Aslına bakarsak iktidarın Diyarbakır Milletvekili Galip Ensarioğlu’nun Bazı şeyler vardır ki bilinse de söylenmez!” dediği gün, davanın sonucu belli olmuştu. O şekil üzerinden de yürüyor. Kimse halkı abdal yerine koymasın. “Ananın hatırını soran kadı olunca” sonuçta böyle oluyor. Narin adlı şiirimin iki dörtlüğü şöyleydi;

Seni bu yaşında koyduk mezara               

Bir planlı vahşet, değil kazara      

Onlarda da yüz yok yüzü kızara    

Bir güç katilleri koruyor Narin     

****

Aydınlı bir yaşam böyle sönemez

Nice ah eylesem acım dinemez

Sana kıyanlara insan denemez

Vicdan erim erim eriyor Narin

Görüldüğü gibi haksız değilmişiz. Yargıtay’ın kararına kadar milletin gazı alındı. Ondan sonrası da nasıl olsa unutulur. Bu haliyle Narin ikinci defa öldü. Birinciden daha beter.

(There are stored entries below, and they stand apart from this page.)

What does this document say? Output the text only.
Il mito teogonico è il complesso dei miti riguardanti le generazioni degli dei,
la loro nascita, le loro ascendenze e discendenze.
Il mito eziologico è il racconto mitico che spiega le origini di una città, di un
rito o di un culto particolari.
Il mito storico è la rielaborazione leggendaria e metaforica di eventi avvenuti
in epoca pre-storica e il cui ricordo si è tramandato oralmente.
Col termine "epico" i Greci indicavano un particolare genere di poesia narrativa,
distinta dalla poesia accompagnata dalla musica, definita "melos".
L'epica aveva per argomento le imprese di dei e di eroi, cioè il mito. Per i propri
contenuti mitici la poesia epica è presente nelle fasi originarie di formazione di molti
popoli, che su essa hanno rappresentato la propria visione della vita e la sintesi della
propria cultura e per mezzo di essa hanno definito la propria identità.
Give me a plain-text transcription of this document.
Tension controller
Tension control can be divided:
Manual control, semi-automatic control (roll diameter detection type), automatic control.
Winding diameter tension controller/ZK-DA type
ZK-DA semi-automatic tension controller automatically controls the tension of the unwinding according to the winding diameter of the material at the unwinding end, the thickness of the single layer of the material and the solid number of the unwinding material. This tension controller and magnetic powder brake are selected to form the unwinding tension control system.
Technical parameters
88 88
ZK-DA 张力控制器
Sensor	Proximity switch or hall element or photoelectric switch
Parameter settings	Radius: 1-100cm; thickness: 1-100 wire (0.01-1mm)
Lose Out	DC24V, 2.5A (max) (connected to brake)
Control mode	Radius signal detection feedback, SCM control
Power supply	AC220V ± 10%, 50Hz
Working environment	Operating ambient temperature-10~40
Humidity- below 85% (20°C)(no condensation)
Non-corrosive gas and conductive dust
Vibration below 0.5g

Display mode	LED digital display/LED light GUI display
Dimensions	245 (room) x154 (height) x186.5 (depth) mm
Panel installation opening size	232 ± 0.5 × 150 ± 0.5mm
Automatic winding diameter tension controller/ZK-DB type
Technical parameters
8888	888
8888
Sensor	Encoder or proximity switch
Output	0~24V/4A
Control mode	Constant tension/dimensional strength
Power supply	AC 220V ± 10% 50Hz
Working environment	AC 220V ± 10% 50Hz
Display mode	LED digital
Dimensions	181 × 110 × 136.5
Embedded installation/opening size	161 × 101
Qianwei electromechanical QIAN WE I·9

Narin davası binlerce kaybolan, katledilen biricik yavrularımız için bir semboldür. Yılda on bin çocuk kayboluyor. 2016 yılından beri toplumdaki infial karşısında TÜİK istatistiki verileri bile açıklayamıyor. 

Olayı Aziz Nesin’in bir önerisi ile Türk halkının vicdanına bırakalım.

“Çocuklara daha iyi bir dünya bırakmak yerine, dünyaya daha iyi çocuklar bıraksak…”

Okutarak, eğiterek, yaşatarak , öldürmeden dünyayı çocuklara bıraksak.